Pada surat tersebut dijelaskan bahwa penyerahan SK Pj Walikota maupun SK Pj Bupati kepada masing-masing Gubernur yang sebelumnya dijadwalkan pada Jumat malam (20/5) pukul 20.00 WIB, menjadi ditunda dan akan dilaksanakan pada Sabtu (21/5) pukul 07.30 WIB.

"Berkenan dengan hal tersebut agar saudara gubernur menugaskan sekda atau pejabat yang dihunjuk untuk hadir pada kegiatan tersebut," demikian salah satu petikan isi surat tersebut.

Apresiasi Gubernur Sumut

Usulan Pj Kepala Daerah di Sumatera Utara disampaikan untuk mengisi kekosongan kepala daerah di Kota Tebing Tinggi dan Kabupaten Tapanuli Tengah.

Gubernur Sumatera Utara Edy Rahmayadi mengaku menyerahkan sepenuhnya penetapan nama untuk menjadi Pj kepala daerah di dua daerah tersebut.
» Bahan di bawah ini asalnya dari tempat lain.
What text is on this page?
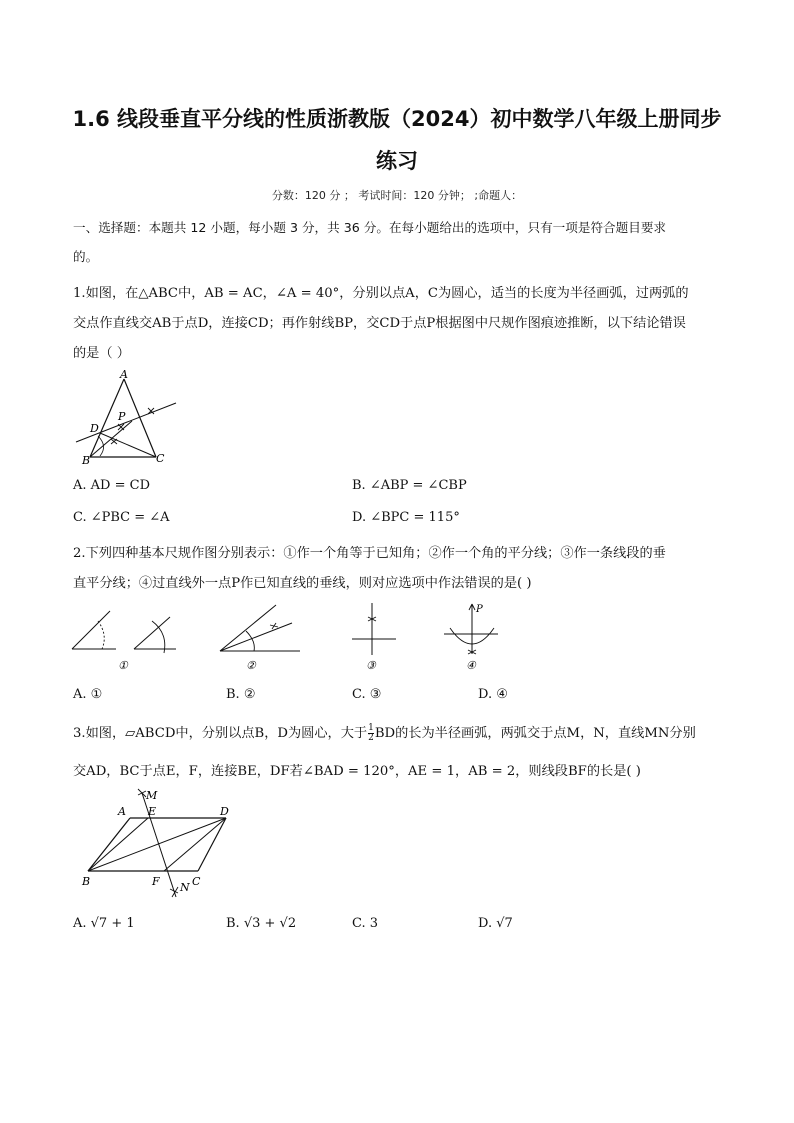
1.6 线段垂直平分线的性质浙教版（2024）初中数学八年级上册同步
练习
分数：120 分 ； 考试时间：120 分钟； ;命题人：
一、选择题：本题共 12 小题，每小题 3 分，共 36 分。在每小题给出的选项中，只有一项是符合题目要求
的。
1.如图，在△ABC中，AB = AC，∠A = 40°，分别以点A，C为圆心，适当的长度为半径画弧，过两弧的
交点作直线交AB于点D，连接CD；再作射线BP，交CD于点P根据图中尺规作图痕迹推断，以下结论错误
的是（ ）
A
D
P
B	C
A. AD = CD	B. ∠ABP = ∠CBP
C. ∠PBC = ∠A	D. ∠BPC = 115°
2.下列四种基本尺规作图分别表示：①作一个角等于已知角；②作一个角的平分线；③作一条线段的垂
直平分线；④过直线外一点P作已知直线的垂线，则对应选项中作法错误的是( )
①	②	③
P
④
A. ①	B. ②	C. ③	D. ④
3.如图，▱ABCD中，分别以点B，D为圆心，大于 $\frac{1}{2}$ BD的长为半径画弧，两弧交于点M，N，直线MN分别
交AD，BC于点E，F，连接BE，DF若∠BAD = 120°，AE = 1，AB = 2，则线段BF的长是( )
M
A E	D
B	F N C
A. √7 + 1	B. √3 + √2	C. 3	D. √7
Termasuk, jika sosok yang diusulkannya tidak dipilih oleh pihak Kemendagri.

"Itu wewenangnya pusat, siapapun yang ditunjuk oleh pusat yang penting berjalannya pemerintahan di daerah,” katanya saat ditemui usai mengikuti Upacara Hari Kebangkitan Nasional (Harkitnas) di Lapangan Benteng, Medan, dikutip Kantor Berita RMOLSumut, Jumat (20/5).

“Saya tidak tahu berubah atau tidak, karena kementerian dalam negeri meminta calon dari gubernur, habis itu pemerintah yang menentukan, silakan, siapapun dia yang penting pegang aturan,” ujar Edy lagi.

Pernyataan Edy ini diapresiasi oleh Aliansi Mahasiswa dan Pemuda Anti Korupsi(Alamp Aksi) yang beberapa hari terakhir getol meminta agar Kemendagri mengevaluasi nama yang diusulkan oleh Gubernur Sumut.

"Ya mungkin pada akhirnya Pak Gubernur menyadari jika nama-nama yang diusulkan memang tidak layak karena kerap disorot atas dugaan kasus hukum," ujar Ketua Alamp Aksi, Eka Armada Danusaptala.

Eka berharap pihak Kemendagri tetap mengakomodir aspirasi mereka untuk menetapkan pejabat yang benar-benar bersih untuk menjadi Pj kepala daerah baik di Kota Tebingtinggi maupun di Kabupaten Tapanili Tengah.